Berlin. Die zweite Corona-Welle in Deutschland scheint derzeit ganz allmählich abzuebben, aber vor allem die Intensivabteilungen der Kliniken arbeiten nach wie vor mit einer stark erhöhten Auslastung, selbst wenn die Lage auf den Covid-19-Stationen nicht mehr so extrem angespannt ist wie noch vor rund einem Monat. Der Lockdown und die Kontaktbeschränkungen haben die Ansteckungszahlen gesenkt und mit zeitlichem Verzug auch den Krankenhäusern Luft verschafft. Doch vor den Beratungen von Bund und Ländern am Mittwoch, warnen Ärzte vor übereilten Öffnungen.

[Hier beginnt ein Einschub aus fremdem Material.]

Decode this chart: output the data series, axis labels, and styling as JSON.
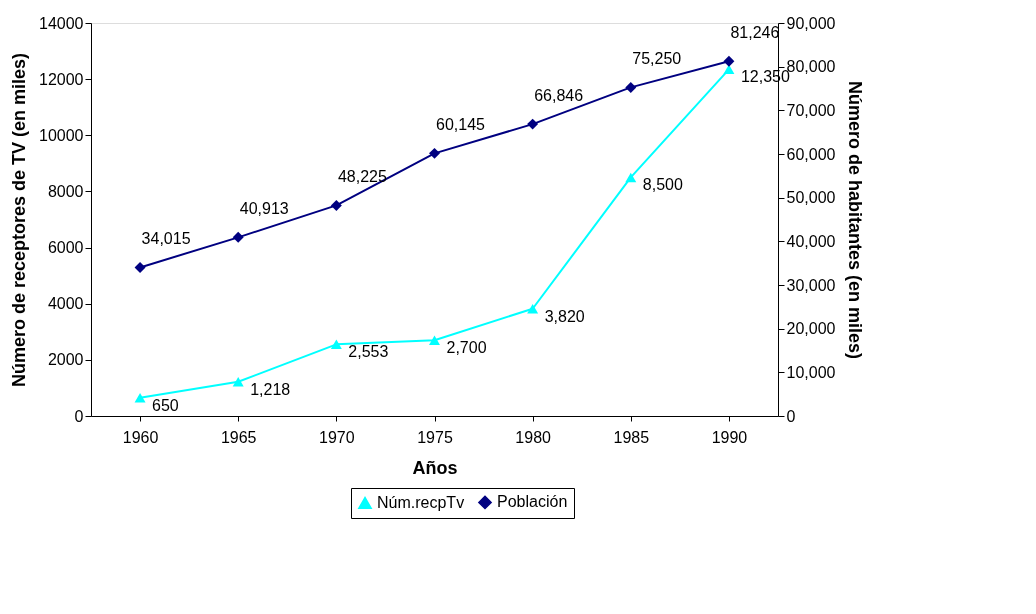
{
  "chart_data": {
    "type": "line",
    "xlabel": "Años",
    "ylabel": "Número de receptores de TV (en miles)",
    "y2label": "Número de habitantes (en miles)",
    "categories": [
      "1960",
      "1965",
      "1970",
      "1975",
      "1980",
      "1985",
      "1990"
    ],
    "series": [
      {
        "name": "Núm.recpTv",
        "color": "#00ffff",
        "marker": "triangle",
        "values": [
          650,
          1218,
          2553,
          2700,
          3820,
          8500,
          12350
        ],
        "value_labels": [
          "650",
          "1,218",
          "2,553",
          "2,700",
          "3,820",
          "8,500",
          "12,350"
        ]
      },
      {
        "name": "Población",
        "color": "#000080",
        "marker": "diamond",
        "axis": "y2",
        "values": [
          34015,
          40913,
          48225,
          60145,
          66846,
          75250,
          81246
        ],
        "value_labels": [
          "34,015",
          "40,913",
          "48,225",
          "60,145",
          "66,846",
          "75,250",
          "81,246"
        ]
      }
    ],
    "ylim": [
      0,
      14000
    ],
    "yticks": [
      0,
      2000,
      4000,
      6000,
      8000,
      10000,
      12000,
      14000
    ],
    "y2lim": [
      0,
      90000
    ],
    "y2ticks": [
      {
        "value": 0,
        "label": "0"
      },
      {
        "value": 10000,
        "label": "10,000"
      },
      {
        "value": 20000,
        "label": "20,000"
      },
      {
        "value": 30000,
        "label": "30,000"
      },
      {
        "value": 40000,
        "label": "40,000"
      },
      {
        "value": 50000,
        "label": "50,000"
      },
      {
        "value": 60000,
        "label": "60,000"
      },
      {
        "value": 70000,
        "label": "70,000"
      },
      {
        "value": 80000,
        "label": "80,000"
      },
      {
        "value": 90000,
        "label": "90,000"
      }
    ],
    "legend": "bottom",
    "line_style": "solid"
  }
}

Die Lage auf den Intensivstationen sei „trotz eines Rückgangs der Patienten mit einem schweren Covid-19-Verlauf weiterhin ernst“, mahnt etwa der Präsident der Deutschen Interdisziplinären Vereinigung für Intensiv- und Notfallmedizin (Divi), Gernot Marx, am Montag. Daher gebe es „weiterhin keine Alternative zum Lockdown“. Vielmehr sei es „zwingend erforderlich, dass wir die geltenden Maßnahmen weiter verlängern“, sagte Marx. Für Februar sieht der Mediziner keine Chance auf Lockerungen. „Anfang März“ könne man in die Diskussion einsteigen. Marx betonte, wenn sich der Rückgang der Corona-Patienten auf den Intensivstationen seit Jahresbeginn im derzeitigen Tempo fortsetze, „wird es April oder Mai, bis die Situation als entspannt gelten kann“. Dies sei aber nur ohne einen erneuten Wiederanstieg der Infektionszahlen realistisch. Marx ist deshalb überzeugt: „Die Lage wird bis Ostern weiterhin ernst bleiben.“
Zu Wochenbeginn wurden laut dem Divi-Intensivregister 3948 Patienten mit einer Sars-CoV-2-Infektion auf den Intensivstationen behandelt. Dies sind 1797 weniger als am 3. Januar, als mit 5745 Patienten ein Höchststand erreicht worden war. Doch Marx gibt zu bedenken, das seien rund 1000 Patienten mehr als zum Hochpunkt der ersten Welle im April 2020. Das medizinische Personal auf den Intensivstationen – Ärzte wie Pflegekräfte – sei nach den zurückliegenden Wochen erschöpft. Die Kliniken rechneten zudem mit einer dritten Welle, „ohne die zweite schon hinter uns zu haben“.
Unklar sei vor allem, wie sich in den kommenden Wochen die deutlich ansteckenderen Corona-Mutationen in Deutschland ausbreiten. Marx appellierte deshalb an die Politik, die Ausbreitung der Varianten durch Kontaktbeschränkungen „solange es geht hinauszuzögern“. Zudem müssten Tests ausgeweitet und Impfungen beschleunigt werden, um die Pandemie zu bekämpfen.
Die Krankenhausbetreiber riefen die Politik dazu auf, Augenmaß walten zu lassen. „Wenn sie am Mittwoch kluge Stufenpläne zur behutsamen Öffnung entwickelt, kann sie den Menschen positive Perspektiven vermitteln“, sagte der designierte Hauptgeschäftsführer der Deutschen Krankenhausgesellschaft, Gerald Gaß.